Dance of Disassembly



By: Tristan Deeley
We dance to the music no-one hears—the beats of our hearts, the breaths of our lungs, the caresses of our minds. No matter. Music of the mouth is unnatural and discordant; instruments are not as perfect as we are.
I take your hand in mine, then take you all, from the shoulder onwards. When you twirl, the simple twist lends me your other arm, like soft clay being taken apart.
Armless, harmless, you spin to the floor, legs spread wide for me. A gentle tug, the ones you like, which elicit purrs from your porcelain throat, and I have them, too. 
The torso is much harder. Nothing to hold and pull, at least not without hurting you. I run a fingernail gently across your neck, and that does the trick. You fall apart.
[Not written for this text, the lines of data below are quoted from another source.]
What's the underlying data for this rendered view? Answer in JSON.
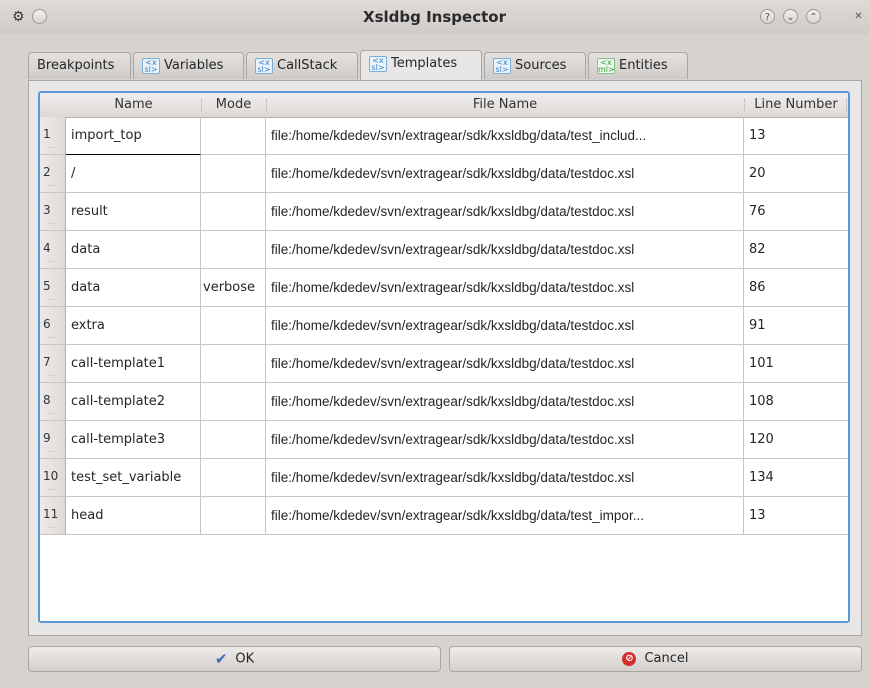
{
  "window": {
    "title": "Xsldbg Inspector"
  },
  "tabs": [
    {
      "label": "Breakpoints",
      "icon": ""
    },
    {
      "label": "Variables",
      "icon": "xsl-icon"
    },
    {
      "label": "CallStack",
      "icon": "xsl-icon"
    },
    {
      "label": "Templates",
      "icon": "xsl-icon"
    },
    {
      "label": "Sources",
      "icon": "xsl-icon"
    },
    {
      "label": "Entities",
      "icon": "xml-icon"
    }
  ],
  "active_tab": "Templates",
  "table": {
    "columns": [
      "Name",
      "Mode",
      "File Name",
      "Line Number"
    ],
    "rows": [
      {
        "num": "1",
        "name": "import_top",
        "mode": "",
        "file": "file:/home/kdedev/svn/extragear/sdk/kxsldbg/data/test_includ...",
        "line": "13"
      },
      {
        "num": "2",
        "name": "/",
        "mode": "",
        "file": "file:/home/kdedev/svn/extragear/sdk/kxsldbg/data/testdoc.xsl",
        "line": "20"
      },
      {
        "num": "3",
        "name": "result",
        "mode": "",
        "file": "file:/home/kdedev/svn/extragear/sdk/kxsldbg/data/testdoc.xsl",
        "line": "76"
      },
      {
        "num": "4",
        "name": "data",
        "mode": "",
        "file": "file:/home/kdedev/svn/extragear/sdk/kxsldbg/data/testdoc.xsl",
        "line": "82"
      },
      {
        "num": "5",
        "name": "data",
        "mode": "verbose",
        "file": "file:/home/kdedev/svn/extragear/sdk/kxsldbg/data/testdoc.xsl",
        "line": "86"
      },
      {
        "num": "6",
        "name": "extra",
        "mode": "",
        "file": "file:/home/kdedev/svn/extragear/sdk/kxsldbg/data/testdoc.xsl",
        "line": "91"
      },
      {
        "num": "7",
        "name": "call-template1",
        "mode": "",
        "file": "file:/home/kdedev/svn/extragear/sdk/kxsldbg/data/testdoc.xsl",
        "line": "101"
      },
      {
        "num": "8",
        "name": "call-template2",
        "mode": "",
        "file": "file:/home/kdedev/svn/extragear/sdk/kxsldbg/data/testdoc.xsl",
        "line": "108"
      },
      {
        "num": "9",
        "name": "call-template3",
        "mode": "",
        "file": "file:/home/kdedev/svn/extragear/sdk/kxsldbg/data/testdoc.xsl",
        "line": "120"
      },
      {
        "num": "10",
        "name": "test_set_variable",
        "mode": "",
        "file": "file:/home/kdedev/svn/extragear/sdk/kxsldbg/data/testdoc.xsl",
        "line": "134"
      },
      {
        "num": "11",
        "name": "head",
        "mode": "",
        "file": "file:/home/kdedev/svn/extragear/sdk/kxsldbg/data/test_impor...",
        "line": "13"
      }
    ]
  },
  "buttons": {
    "ok": "OK",
    "cancel": "Cancel"
  },
  "colors": {
    "focus_border": "#5a9bd6",
    "cancel_icon": "#d62c2c"
  }
}
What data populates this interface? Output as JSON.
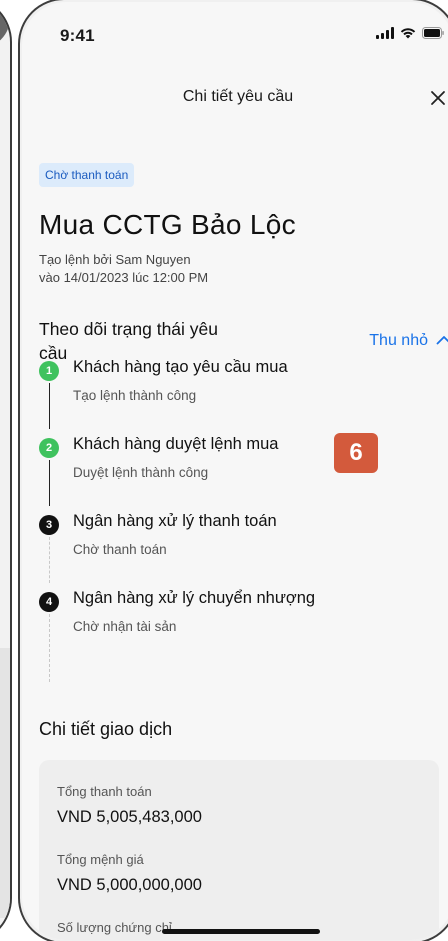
{
  "status_bar": {
    "time": "9:41"
  },
  "nav": {
    "title": "Chi tiết yêu cầu"
  },
  "order": {
    "status": "Chờ thanh toán",
    "title": "Mua CCTG Bảo Lộc",
    "created_by": "Tạo lệnh bởi Sam Nguyen",
    "created_at": "vào 14/01/2023 lúc 12:00 PM"
  },
  "tracking": {
    "title": "Theo dõi trạng thái yêu cầu",
    "collapse_label": "Thu nhỏ",
    "steps": [
      {
        "number": "1",
        "title": "Khách hàng tạo yêu cầu mua",
        "subtitle": "Tạo lệnh thành công",
        "state": "done"
      },
      {
        "number": "2",
        "title": "Khách hàng duyệt lệnh mua",
        "subtitle": "Duyệt lệnh thành công",
        "state": "done"
      },
      {
        "number": "3",
        "title": "Ngân hàng xử lý thanh toán",
        "subtitle": "Chờ thanh toán",
        "state": "pending"
      },
      {
        "number": "4",
        "title": "Ngân hàng xử lý chuyển nhượng",
        "subtitle": "Chờ nhận tài sản",
        "state": "pending"
      }
    ],
    "annotation_badge": "6"
  },
  "details": {
    "title": "Chi tiết giao dịch",
    "rows": [
      {
        "label": "Tổng thanh toán",
        "value": "VND 5,005,483,000"
      },
      {
        "label": "Tổng mệnh giá",
        "value": "VND 5,000,000,000"
      },
      {
        "label": "Số lượng chứng chỉ",
        "value": ""
      }
    ]
  },
  "colors": {
    "accent": "#1a73e8",
    "success": "#3fc25e",
    "badge_bg": "#dcebfb",
    "annotation": "#d35a3c"
  },
  "icons": {
    "close": "close-icon",
    "collapse": "chevron-up-icon",
    "signal": "signal-icon",
    "wifi": "wifi-icon",
    "battery": "battery-icon"
  }
}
You roll away now, as I pick up your body and follow. You’ve gone far ahead. Ahead; I chuckle throatily at the thought. I am so tired. Only the sane sleep.
I catch your head, the backs of my fingers resting on your delicate cheek. You cannot leave yet. Not until I am done. Not until we finish our dance. I smile softly into your eyes, your cold glare sending arrows up at me. You hadn’t thought I would take it this far.
I ponder your eyes. Deep brown, like chocolate. Wild, though. Untameable, untakeable. I look at my full arms. There is no room, anyway. I would not want to break them. They look beautiful in your sockets, and I must leave something. A single tear runs down your snowy face, falling to the marble ground. But I am still hungry. Not my mouth, nor my stomach, but my soul.
With a final kiss, I take your lips, and I tuck them into my breast-pocket. For later.
 
Tristan Deeley is 17 and lives in Queensland, Australia.